YOGYAKARTA — Dimensi budaya berpengaruh terhadap penggunaan teknologi informasi, e-commerce. Karena itu, bagi penyedia layanan e-commerce harus memperhatikan budaya masyarakat dalam memasang iklan agar transaksi terus meningkat.
Demikian dikatakan Danar Retno Sari, Mahasiswa Konsentrasi Sistem Informasi Enterprise Magister Teknik Informatika, Program Pascasarjana Fakultas Teknik Industri, Universitas Islam Indonesia (FTI) kepada wartawan di Kampus setempat, Senin (12/2/2018). Penelitian yang dibimbing Dr R Teduh Dirgahayu ini dilaksanakan di Daerah Istimewa Yogyakarta (DIY) dan Kalimantan Timur (Kaltim).
Dijelaskan Danar, seiring kemajuan teknologi informasi, transaksi e-commerce terus mengalami peningkatan. Tahun 2016, transaksi e-commerce mencapai Rp 67 triliun. Kenaikan transaksi ini dipengaruhi budaya masyarakat. Ada lima dimensi budaya yang mempengaruhi yaitu power distance, individualism, masculinity, uncertaintiy avoidance, dan long term orientation.
Penelitian ini bertujuan untuk mengetahui dimensi budaya yang berpengaruh terhadap perilaku penggunaan e-commerce di Indonesia. Metode penelitian yang digunakan Theory of Planned Behavior (TPB). Dimensi budaya digunakan sebagai indikator model TPB untuk mendukung pengujian terhadap perilaku individu dalam menggunakan e-commerce.
“Temuan penelitian ini adalah dimensi power distance dan masculinity berpengaruh terhadap perilaku pengguna e-commerce DIY. Sedang dimensi budaya uncertainity avoidance berpengaruh terhadap perilaku pengguna e-commerce di Kalimantan Timur,” kata Danar.

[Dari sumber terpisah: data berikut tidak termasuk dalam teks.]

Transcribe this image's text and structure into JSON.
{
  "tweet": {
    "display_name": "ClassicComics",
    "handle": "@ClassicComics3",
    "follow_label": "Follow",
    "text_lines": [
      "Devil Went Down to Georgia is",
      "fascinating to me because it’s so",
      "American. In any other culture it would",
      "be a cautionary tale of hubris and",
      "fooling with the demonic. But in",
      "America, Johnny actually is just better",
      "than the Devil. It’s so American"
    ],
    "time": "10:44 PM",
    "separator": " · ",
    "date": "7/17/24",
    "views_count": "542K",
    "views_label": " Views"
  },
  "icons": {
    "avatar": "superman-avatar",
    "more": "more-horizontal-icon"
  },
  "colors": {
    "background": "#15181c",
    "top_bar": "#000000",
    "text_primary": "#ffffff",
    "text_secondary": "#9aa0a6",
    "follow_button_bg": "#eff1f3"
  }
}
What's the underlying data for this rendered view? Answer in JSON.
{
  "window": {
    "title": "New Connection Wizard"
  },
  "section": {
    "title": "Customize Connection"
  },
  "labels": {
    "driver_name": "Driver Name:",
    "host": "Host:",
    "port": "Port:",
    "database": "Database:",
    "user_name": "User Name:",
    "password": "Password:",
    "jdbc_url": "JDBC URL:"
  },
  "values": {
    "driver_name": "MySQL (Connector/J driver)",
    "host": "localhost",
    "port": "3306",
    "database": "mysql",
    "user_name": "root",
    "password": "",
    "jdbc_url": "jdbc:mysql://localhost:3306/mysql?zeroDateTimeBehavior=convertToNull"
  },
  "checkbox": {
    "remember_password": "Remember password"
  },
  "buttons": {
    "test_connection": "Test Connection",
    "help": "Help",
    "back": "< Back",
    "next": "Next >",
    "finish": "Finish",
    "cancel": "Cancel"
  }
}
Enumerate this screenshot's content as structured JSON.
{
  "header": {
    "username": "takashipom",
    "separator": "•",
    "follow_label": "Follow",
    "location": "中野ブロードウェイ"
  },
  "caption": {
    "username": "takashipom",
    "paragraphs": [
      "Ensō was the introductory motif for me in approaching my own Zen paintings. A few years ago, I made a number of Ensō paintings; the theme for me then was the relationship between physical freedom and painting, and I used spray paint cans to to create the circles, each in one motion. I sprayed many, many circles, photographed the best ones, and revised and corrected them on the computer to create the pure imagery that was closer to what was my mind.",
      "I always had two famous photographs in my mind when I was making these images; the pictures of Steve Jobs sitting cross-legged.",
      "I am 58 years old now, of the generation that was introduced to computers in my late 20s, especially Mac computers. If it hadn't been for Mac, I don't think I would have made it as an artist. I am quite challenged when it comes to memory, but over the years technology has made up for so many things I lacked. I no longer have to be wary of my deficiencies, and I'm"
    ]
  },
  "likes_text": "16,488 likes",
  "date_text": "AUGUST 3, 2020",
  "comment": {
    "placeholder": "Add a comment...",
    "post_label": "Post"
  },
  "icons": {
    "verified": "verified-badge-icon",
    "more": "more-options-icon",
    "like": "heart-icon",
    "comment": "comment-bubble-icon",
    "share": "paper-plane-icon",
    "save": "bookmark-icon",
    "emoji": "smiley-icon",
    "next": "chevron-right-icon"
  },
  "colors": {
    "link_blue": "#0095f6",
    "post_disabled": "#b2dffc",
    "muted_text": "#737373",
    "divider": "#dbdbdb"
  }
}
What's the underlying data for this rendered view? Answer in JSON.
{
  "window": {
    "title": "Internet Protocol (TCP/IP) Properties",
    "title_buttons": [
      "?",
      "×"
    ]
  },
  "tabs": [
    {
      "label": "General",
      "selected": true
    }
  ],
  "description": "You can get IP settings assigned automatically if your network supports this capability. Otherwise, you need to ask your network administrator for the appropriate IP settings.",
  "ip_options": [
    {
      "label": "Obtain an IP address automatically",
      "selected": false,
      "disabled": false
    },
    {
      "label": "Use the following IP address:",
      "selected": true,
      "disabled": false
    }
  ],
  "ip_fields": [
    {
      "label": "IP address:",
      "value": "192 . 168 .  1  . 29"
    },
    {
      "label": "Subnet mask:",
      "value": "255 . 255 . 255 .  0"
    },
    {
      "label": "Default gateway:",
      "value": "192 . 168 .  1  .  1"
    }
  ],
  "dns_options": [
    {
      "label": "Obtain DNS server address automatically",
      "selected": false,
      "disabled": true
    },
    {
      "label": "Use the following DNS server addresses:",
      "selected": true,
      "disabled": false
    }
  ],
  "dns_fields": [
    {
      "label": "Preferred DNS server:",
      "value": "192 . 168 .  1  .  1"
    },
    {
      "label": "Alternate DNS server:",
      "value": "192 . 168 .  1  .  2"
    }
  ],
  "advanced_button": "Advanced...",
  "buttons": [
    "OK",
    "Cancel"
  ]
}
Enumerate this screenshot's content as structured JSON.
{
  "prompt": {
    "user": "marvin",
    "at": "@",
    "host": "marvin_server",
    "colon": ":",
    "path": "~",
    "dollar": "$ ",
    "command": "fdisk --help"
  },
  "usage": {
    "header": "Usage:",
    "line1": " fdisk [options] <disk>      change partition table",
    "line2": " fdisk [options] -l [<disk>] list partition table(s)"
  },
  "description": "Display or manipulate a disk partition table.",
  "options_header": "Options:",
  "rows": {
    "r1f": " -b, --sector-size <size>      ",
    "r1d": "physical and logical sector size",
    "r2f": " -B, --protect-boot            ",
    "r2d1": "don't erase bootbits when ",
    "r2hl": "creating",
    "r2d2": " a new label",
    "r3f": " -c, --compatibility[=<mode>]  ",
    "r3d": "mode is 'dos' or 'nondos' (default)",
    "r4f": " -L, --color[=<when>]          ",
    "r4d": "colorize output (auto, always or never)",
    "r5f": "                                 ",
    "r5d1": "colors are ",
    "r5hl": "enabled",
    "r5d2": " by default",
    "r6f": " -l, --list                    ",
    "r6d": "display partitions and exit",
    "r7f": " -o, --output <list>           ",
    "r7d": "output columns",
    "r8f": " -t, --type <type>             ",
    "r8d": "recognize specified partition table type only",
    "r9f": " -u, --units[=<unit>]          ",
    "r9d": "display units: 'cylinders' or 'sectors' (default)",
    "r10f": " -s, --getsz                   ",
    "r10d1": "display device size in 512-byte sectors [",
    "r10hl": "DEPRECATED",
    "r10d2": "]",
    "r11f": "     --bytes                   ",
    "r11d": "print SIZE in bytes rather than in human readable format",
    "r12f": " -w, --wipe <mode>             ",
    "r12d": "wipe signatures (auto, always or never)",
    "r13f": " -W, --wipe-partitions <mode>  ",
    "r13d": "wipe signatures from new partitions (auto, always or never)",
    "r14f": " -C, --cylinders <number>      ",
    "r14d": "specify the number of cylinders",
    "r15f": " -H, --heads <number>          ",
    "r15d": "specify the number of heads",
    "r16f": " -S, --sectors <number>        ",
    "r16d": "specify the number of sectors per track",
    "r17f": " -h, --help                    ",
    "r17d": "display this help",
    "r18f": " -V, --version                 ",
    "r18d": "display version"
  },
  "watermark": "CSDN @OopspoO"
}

Dimensi budaya, lanjut Danar, dapat dijadikan sebagai parameter alternatif dalam meningkatkan penjualan produk menggunakan layanan e-commerce bagi penyedia layanan maupun penjual di masing-masing daerah. Sedang di dalam bidang akademik, penelitian ini menyajikan informasi tentang pengaruh dimensi budaya pada penggunaan e-commerce dari sisi perilaku.
Sementara Teduh Dirgahayu mengatakan penelitian ini bisa membantu bagi penyedia layanan e-commerce untuk menentukan cara berpromosi berdasarkan budaya masyarakat setempat. Namun temuan ini perlu didukung dengan sistem informasi yang bisa memilah daerah-daerah mana yang menjadi sasaran promosi.
“Hasil penelitian untuk wilayah DIY yang berpengaruh adalah budaya power distance dan masculinity. Sedang wilayah Kaltim budaya uncertainty avoidance. Agar cara berpromosi efektif, maka perlu mempertimbangan budaya daerah masing-masing,” kata Teduh.
Untuk bisa berpromosi ke masing-masing daerah, lanjut Teduh, perlu ada dukungan sistem informasi yang bisa mengantarkan pesan ke masing-masing daerah yang dituju. “Penelitian ini memang baru dua provinsi, seharusnya bisa dilakukan ke seluruh wilayah Indonesia dan perlu dukungan sistem informasi. Sehingga promosi yang dilakukan penyedia layanan e-commerce bisa tepat sasaran,” tandas Teduh.